Bogus Cancer Therapist Bows To Family Calls And Fronts Up To Charges

The Age

Friday December 21, 2007

Leonie Wood

SIX days after his son, Micheal, was arrested and remanded on a criminal charge of failing to produce company documents to regulators, the bogus cancer therapist Paul John Rana finally turned himself in to the sheriff at the Federal Court this week.

It was a surprise move, coming almost one month after Rana had ambled from the same court - an arrest warrant trailing in his wake - as he claimed he was not the person he now admits he is, but "Paul of the family Rana".

But Rana's surrender was also a curious act of familial piety. When he arrived at the court at lunchtime on Wednesday, in response to a phone call from his son's barrister, he was arrested and taken down to the holding cells.

Upstairs, Justice Tony North had just finished making it abundantly clear to 24-year-old Micheal Rana that if he wanted a speedy trial of his own criminal charges and the prospect of release from prison conditions, a firm sighting of his father or co-operation of some sort might help.

One call did the trick.

Both father and son will now appear at a highly unusual scheduling of the Federal Court tomorrow, when they will face trial on criminal charges initiated by the Australian Competition and Consumer Commission.

The charges attract a prison sentence of up to 12 months. Rowena Orr, QC, for the Commonwealth Director of Public Prosecutions, told the court on Wednesday that the ACCC wanted jail terms for both men if they were found guilty.

But Rana's surrender did not aid his son's request for bail.
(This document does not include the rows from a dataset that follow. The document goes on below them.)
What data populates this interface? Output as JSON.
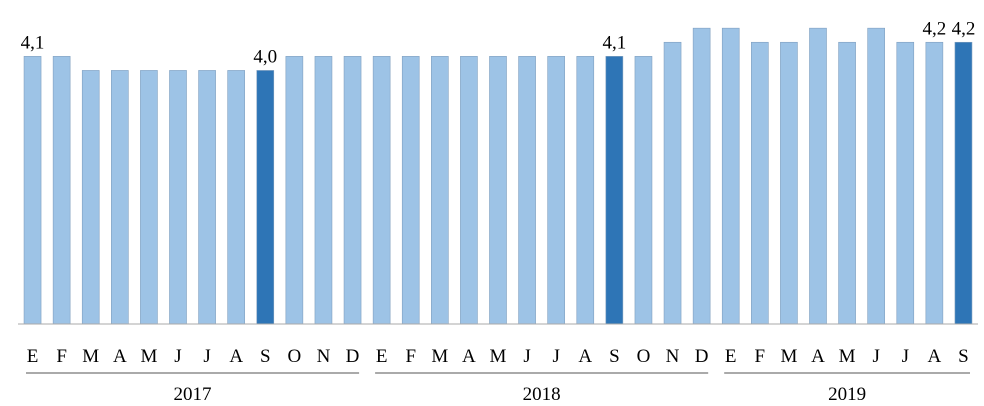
{
  "chart_data": {
    "type": "bar",
    "ylim": [
      2.2,
      4.5
    ],
    "colors": {
      "normal": "#9dc3e6",
      "highlight": "#2e75b6"
    },
    "groups": [
      {
        "label": "2017",
        "categories": [
          "E",
          "F",
          "M",
          "A",
          "M",
          "J",
          "J",
          "A",
          "S",
          "O",
          "N",
          "D"
        ],
        "values": [
          4.1,
          4.1,
          4.0,
          4.0,
          4.0,
          4.0,
          4.0,
          4.0,
          4.0,
          4.1,
          4.1,
          4.1
        ],
        "value_labels": [
          "4,1",
          null,
          null,
          null,
          null,
          null,
          null,
          null,
          "4,0",
          null,
          null,
          null
        ],
        "highlight": [
          false,
          false,
          false,
          false,
          false,
          false,
          false,
          false,
          true,
          false,
          false,
          false
        ]
      },
      {
        "label": "2018",
        "categories": [
          "E",
          "F",
          "M",
          "A",
          "M",
          "J",
          "J",
          "A",
          "S",
          "O",
          "N",
          "D"
        ],
        "values": [
          4.1,
          4.1,
          4.1,
          4.1,
          4.1,
          4.1,
          4.1,
          4.1,
          4.1,
          4.1,
          4.2,
          4.3
        ],
        "value_labels": [
          null,
          null,
          null,
          null,
          null,
          null,
          null,
          null,
          "4,1",
          null,
          null,
          null
        ],
        "highlight": [
          false,
          false,
          false,
          false,
          false,
          false,
          false,
          false,
          true,
          false,
          false,
          false
        ]
      },
      {
        "label": "2019",
        "categories": [
          "E",
          "F",
          "M",
          "A",
          "M",
          "J",
          "J",
          "A",
          "S"
        ],
        "values": [
          4.3,
          4.2,
          4.2,
          4.3,
          4.2,
          4.3,
          4.2,
          4.2,
          4.2
        ],
        "value_labels": [
          null,
          null,
          null,
          null,
          null,
          null,
          null,
          "4,2",
          "4,2"
        ],
        "highlight": [
          false,
          false,
          false,
          false,
          false,
          false,
          false,
          false,
          true
        ]
      }
    ]
  }
}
Justice North said he was extremely reluctant to release him considering the Rana family's antics in recent months.

Not only did father and son refuse to identify themselves to the court last time they appeared, but in response to the criminal charges laid by the ACCC, they had filed documents at the court in recent months ostensibly demanding payment of $294 million.

The documents were couched in language that Justice North described as garbage, mumbo-jumbo, bizarre and finally "quite sinister, because they reflect the view that the (Ranas) consider themselves literally a law unto themselves . . . that they function in a society outside the legal system".
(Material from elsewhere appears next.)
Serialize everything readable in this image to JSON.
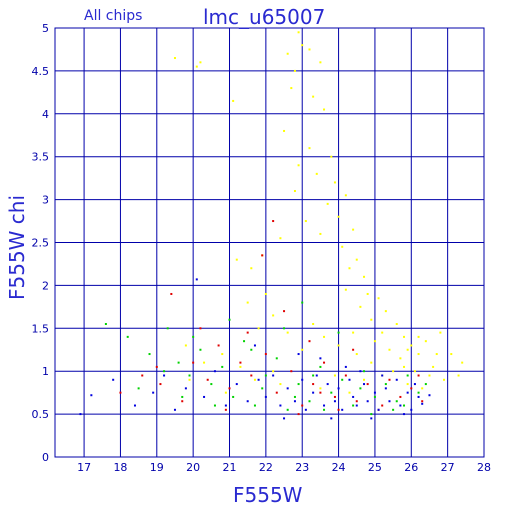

Batches of the same documents were also addressed to the Commonwealth Director of Public Prosecutions, executives and staff of the ACCC, the Australian Securities and Investments Commission and Consumer Affairs Victoria, as well as The Age, the Nine Network and the Herald and Weekly Times.

Sadly, they were also sent to people who had complained to authorities about the Ranas' NuEra Health Clinic: the relatives of cancer sufferers, who in their last weeks of life had paid Rana up to $35,000 for useless remedies in the belief that he could miraculously rid them of cancer.

The ACCC has already sued the Ranas using civil provisions of the Trade Practices Act.

In May, Federal Court judge Donnell Ryan ruled that Rana and his sons, Micheal and Christopher, had engaged in misleading and deceptive conduct "of the most reprehensible kind", and that their actions constituted "consistently cynical and heartless exploitation of cancer victims and their relatives when . . . at their most vulnerable".

The criminal charges against Paul and Micheal Rana relate to their alleged failure to respond to the ACCC's demands for documents about certain companies in the NuEra group.

Micheal Rana's barrister, James Samargis, told the court on Wednesday that his client would argue that there were no documents to produce and that he had provided some answers for his father or brother, Christopher, to pass on to the ACCC.

"It was his understanding that that had occurred," Mr Samargis said.

Mr Samargis said his client was "very trusting, unusually so, and naive", and that he had made mistakes that he regretted, but he had been strongly influenced by his father.

Paul Rana declined to tell the court if he would plead guilty or not guilty.

He claimed he had been very busy when he received the ACCC's demand, that fellow directors had "abandoned their positions", and that his hands were full dealing with sick clients.

"Other things happened and we are talking about people's lives," Rana said.

"You know, I had 15 terminally ill patients in my clinic and they were my priority."

Justice North told Rana that "the time for bargaining and alternative views of the world is obviously past". He scheduled the trial to begin at 10.15am tomorrow.